7. Method Comparison

Summary of Post-Training Alignment Methods

Method Type Models in Memory Data Requirement Key Library
SFT Supervised 1 (policy) (instruction, response) pairs SFTTrainer
DPO Preference 2 (policy + reference) (prompt, chosen, rejected) triples DPOTrainer
KTO Preference 2 (policy + reference) (prompt, completion, label) — unpaired KTOTrainer
ORPO Hybrid (SFT + Pref) 1 (no reference) (prompt, chosen, rejected) triples ORPOTrainer
GRPO Reinforcement Learning 1 (policy) Prompts only + reward functions GRPOTrainer

Key Trade-offs

  • SFT is the foundation — always start here
  • DPO gives the strongest preference alignment but requires paired data and 2x memory
  • KTO is the best option when you only have thumbs-up/down feedback
  • ORPO saves a training stage by combining SFT and alignment
  • GRPO is the most flexible — define any reward function, no paired data needed

8. Practical Recommendations

When to Use Each Method

  1. Start with SFT — Always fine-tune on high-quality instruction data first
  2. Use DPO if you have paired preference data and enough GPU memory for two models
  3. Use KTO if you only have binary (good/bad) labels without pairing
  4. Use ORPO if you want a simpler single-stage pipeline
  5. Use GRPO if you need custom reward functions or verifiable outputs (math, code)
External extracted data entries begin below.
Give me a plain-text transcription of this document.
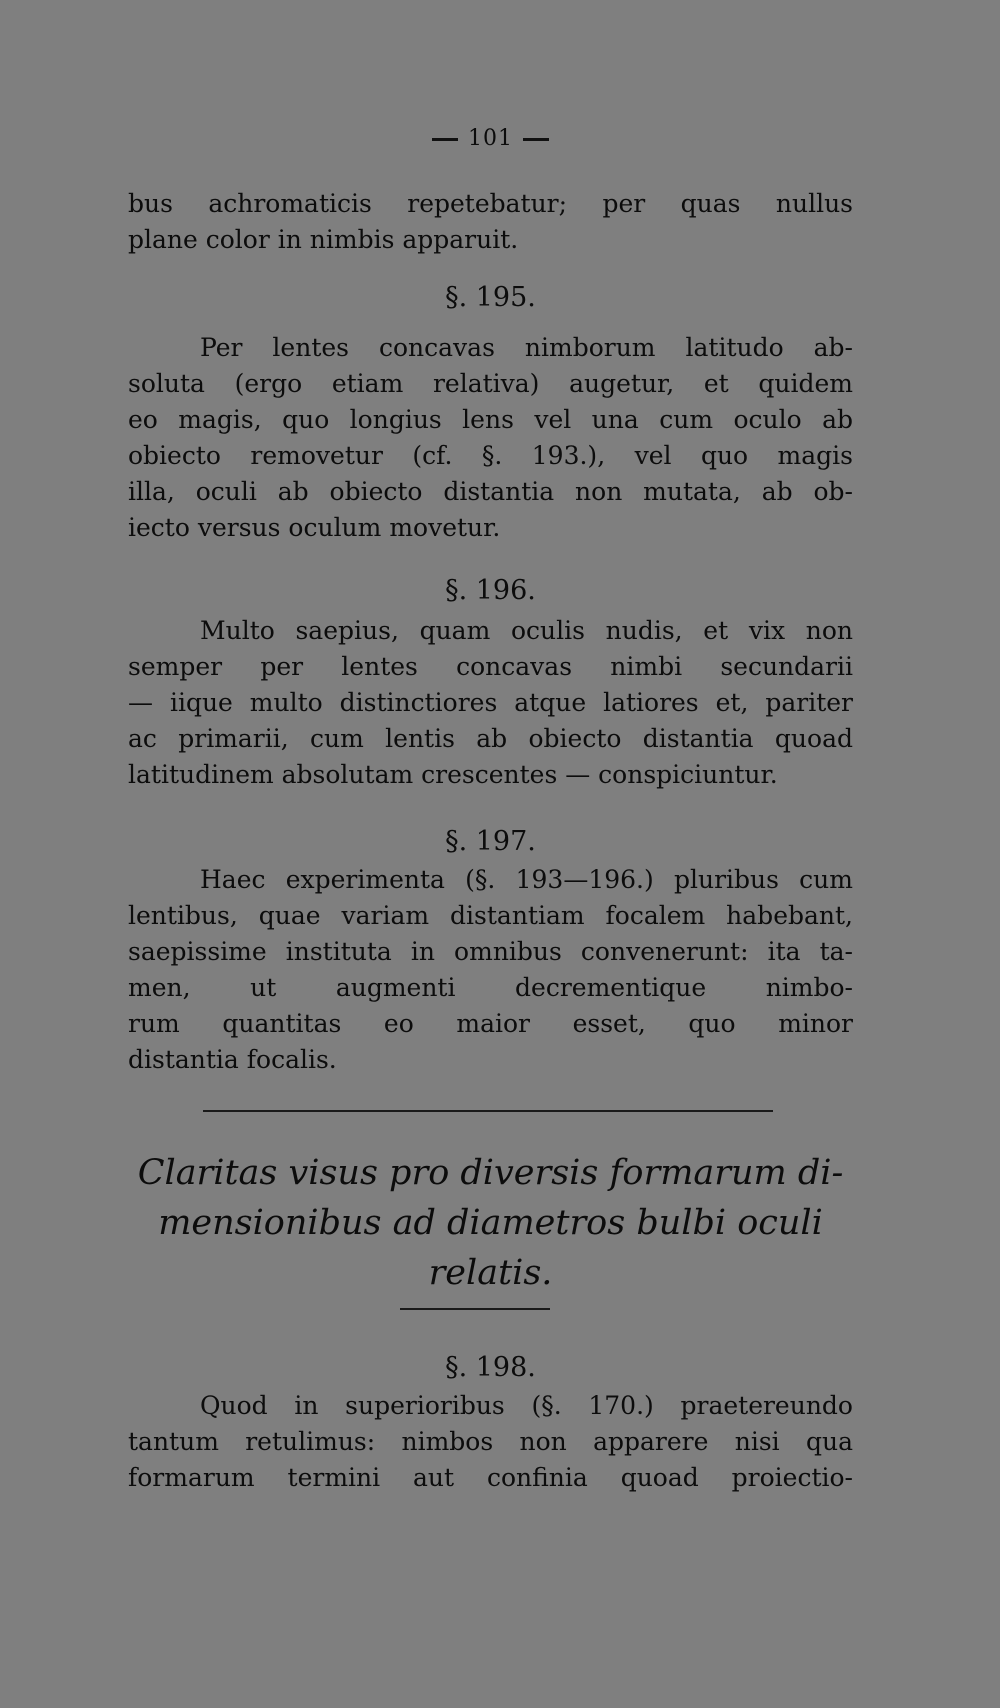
101
bus achromaticis repetebatur; per quas nullus
plane color in nimbis apparuit.
§. 195.
Per lentes concavas nimborum latitudo ab-
soluta (ergo etiam relativa) augetur, et quidem
eo magis, quo longius lens vel una cum oculo ab
obiecto removetur (cf. §. 193.), vel quo magis
illa, oculi ab obiecto distantia non mutata, ab ob-
iecto versus oculum movetur.
§. 196.
Multo saepius, quam oculis nudis, et vix non
semper per lentes concavas nimbi secundarii
— iique multo distinctiores atque latiores et, pariter
ac primarii, cum lentis ab obiecto distantia quoad
latitudinem absolutam crescentes — conspiciuntur.
§. 197.
Haec experimenta (§. 193—196.) pluribus cum
lentibus, quae variam distantiam focalem habebant,
saepissime instituta in omnibus convenerunt: ita ta-
men, ut augmenti decrementique nimbo-
rum quantitas eo maior esset, quo minor
distantia focalis.
Claritas visus pro diversis formarum di-
mensionibus ad diametros bulbi oculi
relatis.
§. 198.
Quod in superioribus (§. 170.) praetereundo
tantum retulimus: nimbos non apparere nisi qua
formarum termini aut confinia quoad proiectio-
Memory Optimization with LoRA / QLoRA

All methods support LoRA and QLoRA to dramatically reduce memory requirements:

from peft import LoraConfig
from transformers import BitsAndBytesConfig
import torch

# LoRA config — adds <1% trainable parameters
peft_config = LoraConfig(
    r=16,
    lora_alpha=32,
    lora_dropout=0.05,
    bias="none",
    task_type="CAUSAL_LM",
    target_modules=["q_proj", "k_proj", "v_proj", "o_proj"],
)

# QLoRA config — 4-bit quantized base model + LoRA adapters
bnb_config = BitsAndBytesConfig(
    load_in_4bit=True,
    bnb_4bit_quant_type="nf4",
    bnb_4bit_compute_dtype=torch.bfloat16,
    bnb_4bit_use_double_quant=True,
)

print("LoRA config:", peft_config)
print("\nQLoRA quantization config:", bnb_config)